It’s impossible to ignore the elephant in the room when it comes to discussing BMW’s epic new electric SUV.
Some say it’s big and bold, others describe it as futuristic or brutalist. One thing is for sure, its styling polarises opinion.
Credit where it’s due, BMW has always dared to be different. I should know because I currently own a Z4 and 1 Series from the controversial Chris Bangle era.
And I’ll admit, I had my doubts when I saw the first pictures of the iX, but let me reassure you – it looks much cooler in the metal.
The iX is hugely important to BMW because it heralds the transition of the ‘Ultimate Driving Machine’ brand to zero emissions vehicles.
Priced from £69,905 (iX xDrive40 M Sport) to £102,755 (BMW iX xDrive50 M Sport) and billed as an SAV (Sports Activity Vehicle), at launch it’s available with two powertrain options – both using a twin electric motor set-up (one at each axle) providing all-wheel drive.
The xDrive40 makes 321bhp and 464lb ft of torque, resulting in a 0-62mph time of 6.1 seconds and a top speed of 124mph. The 76kWh battery pack provides a range of up to 257 miles.
The xDrive50 produces 516bhp and 564lb ft of torque, and boasts a 0-62mph sprint time of just 4.6 seconds. Maximum speed is also limited to 124mph, while its epic 111.5kWh battery can return up to 380 miles.
If you want more performance (and you really don’t need it!), the fastest version (BMW iX M60) can sprint from 0-62mph in a blistering 3.8 seconds, but it comes at a price (from £116,905).
The xDrive40 is capable of charging at speeds of up to 150kW, which is fast enough to gain more than 56 miles of charge in 10 minutes. The xDrive50 has a 200kW charging capability which can add 75 miles in as little as 10 minutes.

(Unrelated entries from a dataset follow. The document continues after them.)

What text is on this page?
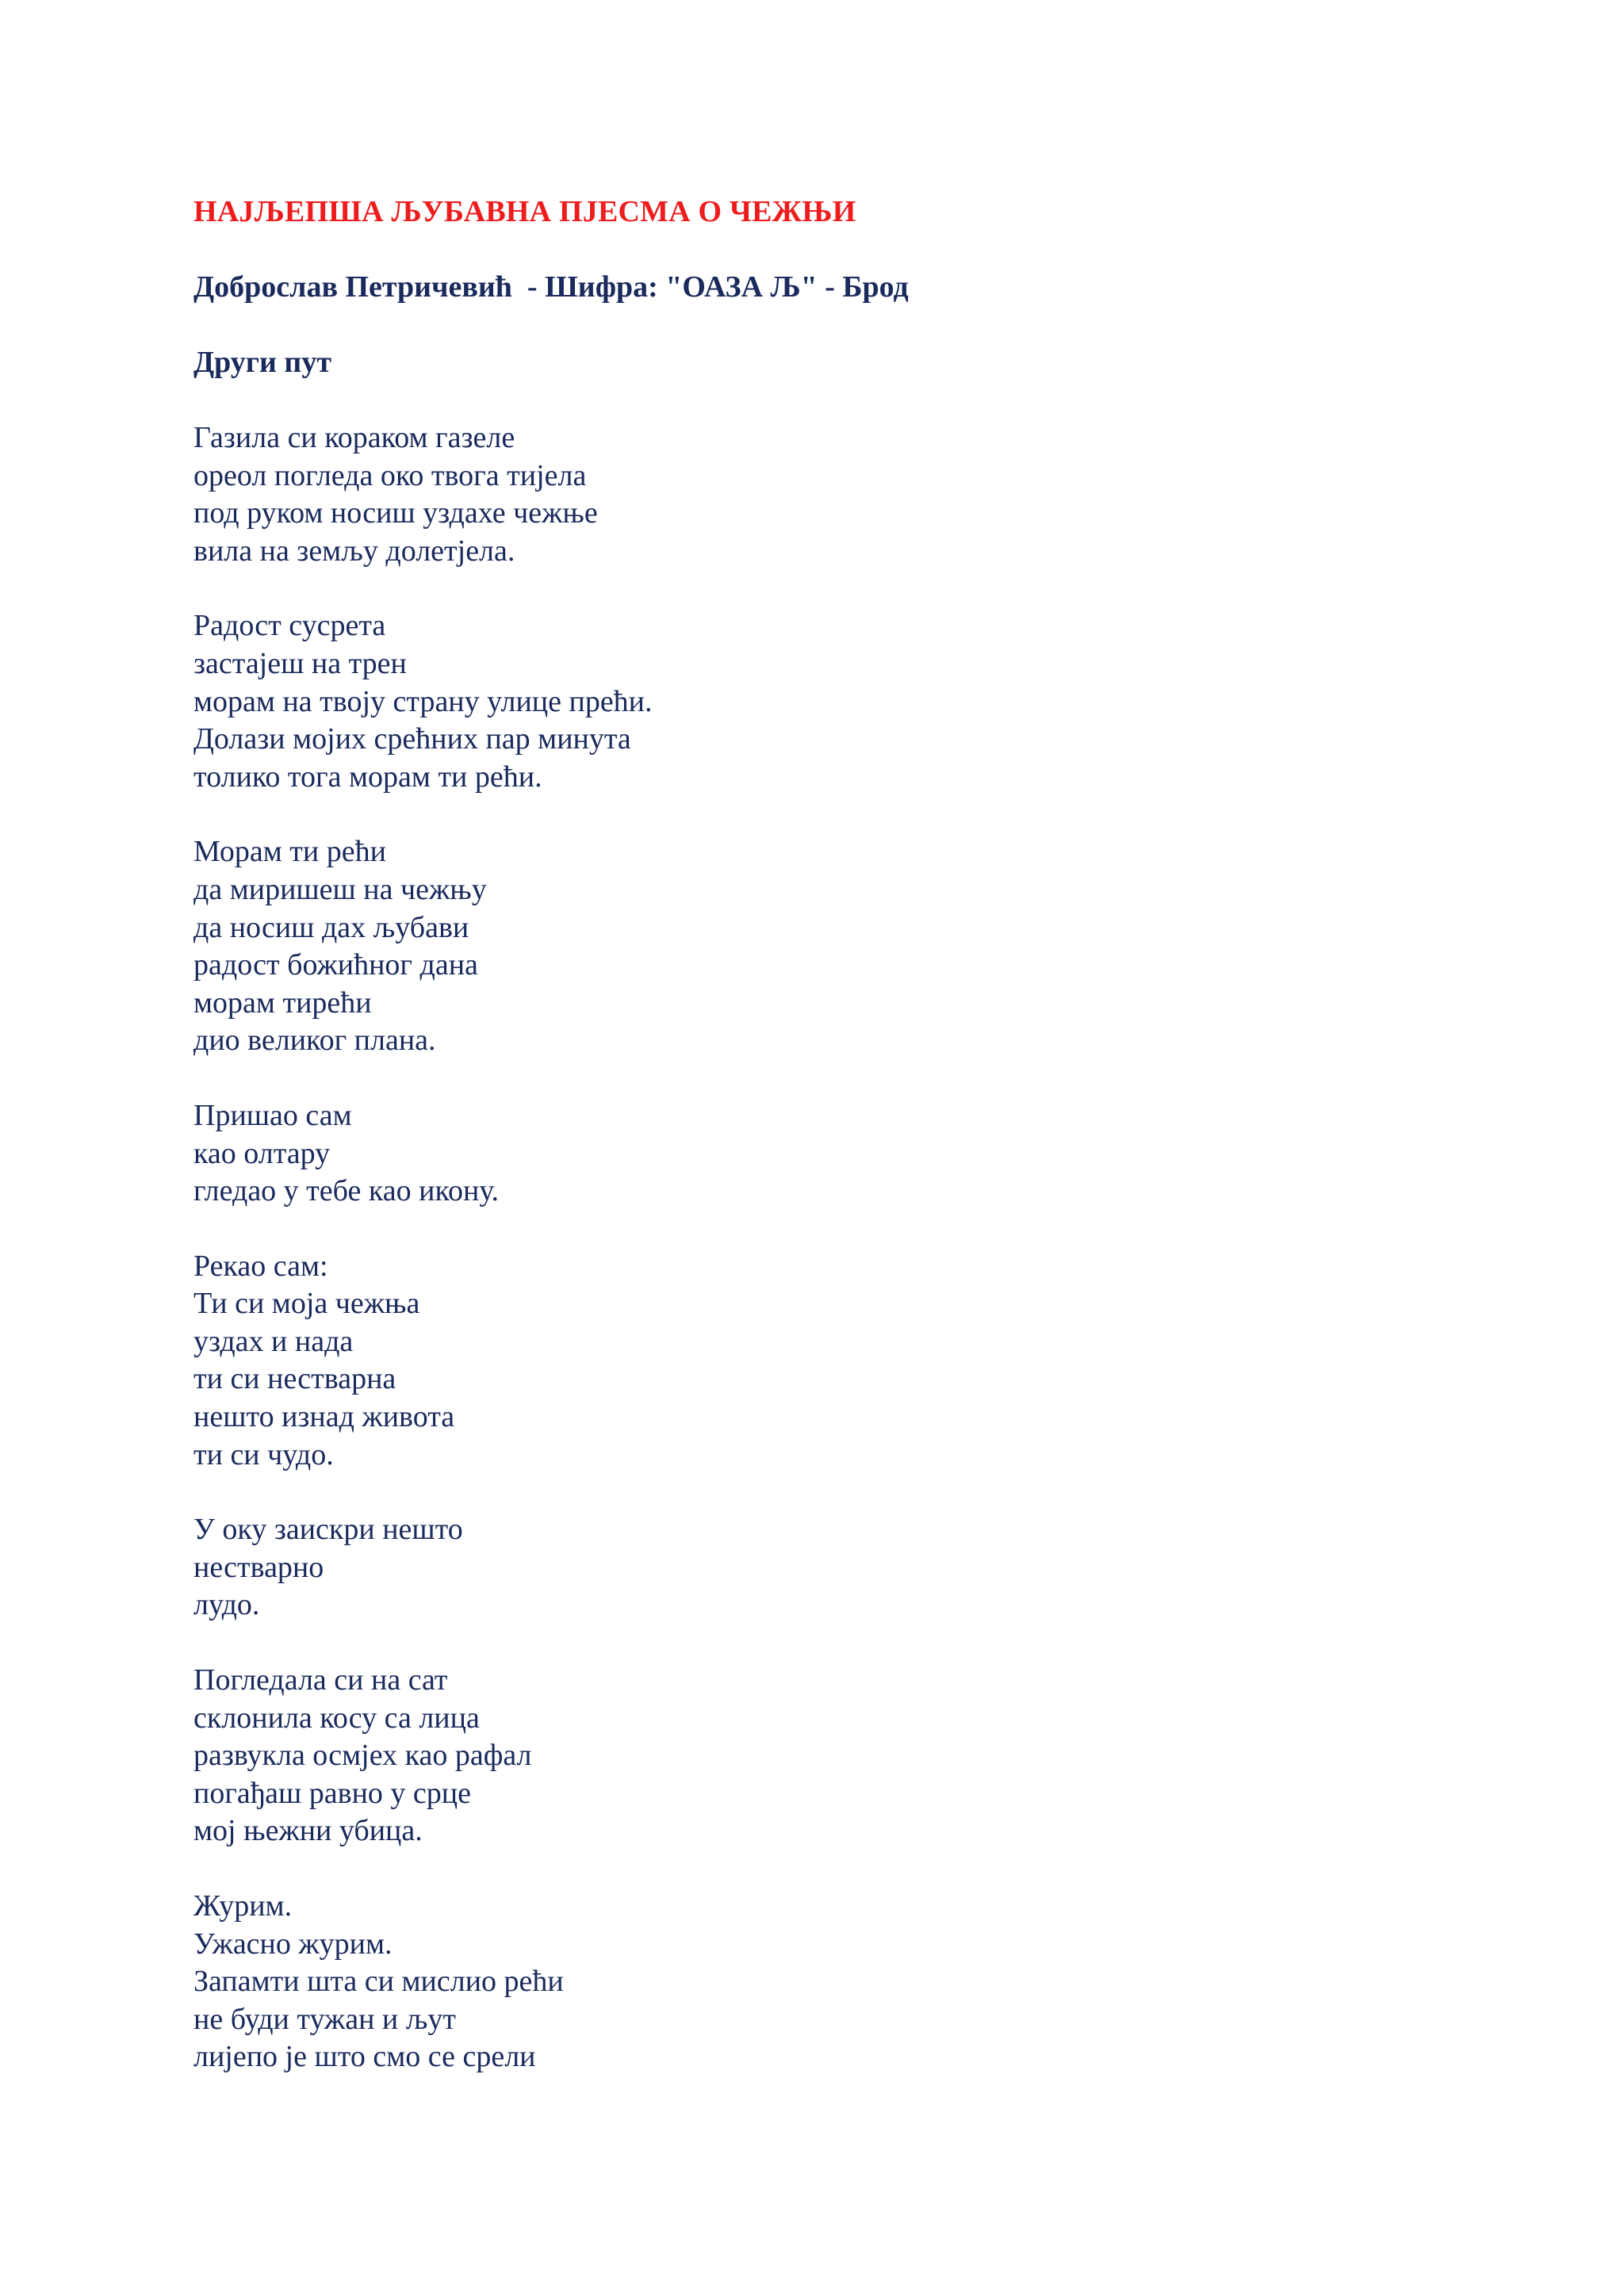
НАЈЉЕПША ЉУБАВНА ПЈЕСМА О ЧЕЖЊИ
Доброслав Петричевић  - Шифра: "ОАЗА Љ" - Брод
Други пут
Газила си кораком газеле
ореол погледа око твога тијела
под руком носиш уздахе чежње
вила на земљу долетјела.
Радост сусрета
застајеш на трен
морам на твоју страну улице прећи.
Долази мојих срећних пар минута
толико тога морам ти рећи.
Морам ти рећи
да миришеш на чежњу
да носиш дах љубави
радост божићног дана
морам тирећи
дио великог плана.
Пришао сам
као олтару
гледао у тебе као икону.
Рекао сам:
Ти си моја чежња
уздах и нада
ти си нестварна
нешто изнад живота
ти си чудо.
У оку заискри нешто
нестварно
лудо.
Погледала си на сат
склонила косу са лица
развукла осмјех као рафал
погађаш равно у срце
мој њежни убица.
Журим.
Ужасно журим.
Запамти шта си мислио рећи
не буди тужан и љут
лијепо је што смо се срели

Both cars can be charged from 10% to 80% capacity in less than 35 minutes. Unfortunately, a full charge from a 7.4kW home wallbox will take nearly 17 hours.
About the same size as an X5 and comparable in height to an X6, the iX is a leap into the future – inside and out.
Each iX uses about 60kg of recycled plastic and half the car’s aluminium is re-used, while synthetic yarn made from recycled nylon waste material forms its carpeting and floor mats.
The interior is minimalistic and classy, while the build quality is hard to fault.
The dashboard is dominated by a curved twin-screen set-up that houses a 12.3-inch driver’s display and 14.9-inch central touchscreen running BMW’s slick new infotainment interface.
Then there’s that hexagonal steering wheel, an updated version of the iDrive rotary controller, integrated touch controls in the wooden veneer and slimline air vents. A very effective voice control is also available.
Thankfully, the climate control system can be accessed at all times without having to dig deep into the menu layers.
The advantage of that long wheelbase is that there’s no shortage of space inside the cabin. In fact, it’s limo-like in the back for passengers. Boot capacity is a good, but a not class-leading 500 litres, expanding to 1,750 litres when the rear seats are folded.
I tested the xDrive40 and xDrive50 and both manage to deliver a balance of comfort, refinement and performance. In fact, the iX is one of the quietest EVs on the market.
The xDrive40 is quick, while the xDrive50 is blisteringly fast, especially in Sport mode where a video game ‘whoosh’ sound accompanies the rollercoaster-like acceleration.
Designed as an EV from the ground up, it’s been engineered for optimal placement of the batteries and motors, resulting in even weight distribution and impressive body control for such a big vehicle.
It is possible to hustle the iX on more challenging country roads, but there’s no disguising its size and weight (2.5 tonnes) and it would be an exaggeration to call it nimble. That said, of the two models, the xDrive50 is the more agile, partly down to its rear-wheel steering.
The xDrive40 is smooth, but the xDrive50 gets air suspension, which helps iron out those lumps and bumps even better, resulting in a near-magic carpet experience.
Unlike many EVs, the iX’s brakes have a progressive feel. Naturally there’s a regenerative braking system, which recharges the battery on the move by harvesting energy otherwise lost when you lift off the accelerator or brake.
Overall, the iX is a fantastic cruiser and surprisingly manoeuvrable in town too, thanks to good visibility, plenty of driver assistance tech and light steering.
With a little restraint I’d estimate that in real world driving, ranges of 225 miles (xDrive40) and 350 miles (xDrive50) are quite possible.
Needless to stay, the iX passed its Euro NCAP crash tests with flying colours, garnering a maximum five stars. It was praised for both its outstanding occupant protection and its advanced driver assistance systems, which help to prevent accidents.
The iX’s rivals include the Tesla Model X, Audi e-tron, Jaguar I-Pace and Mercedes-Benz EQC.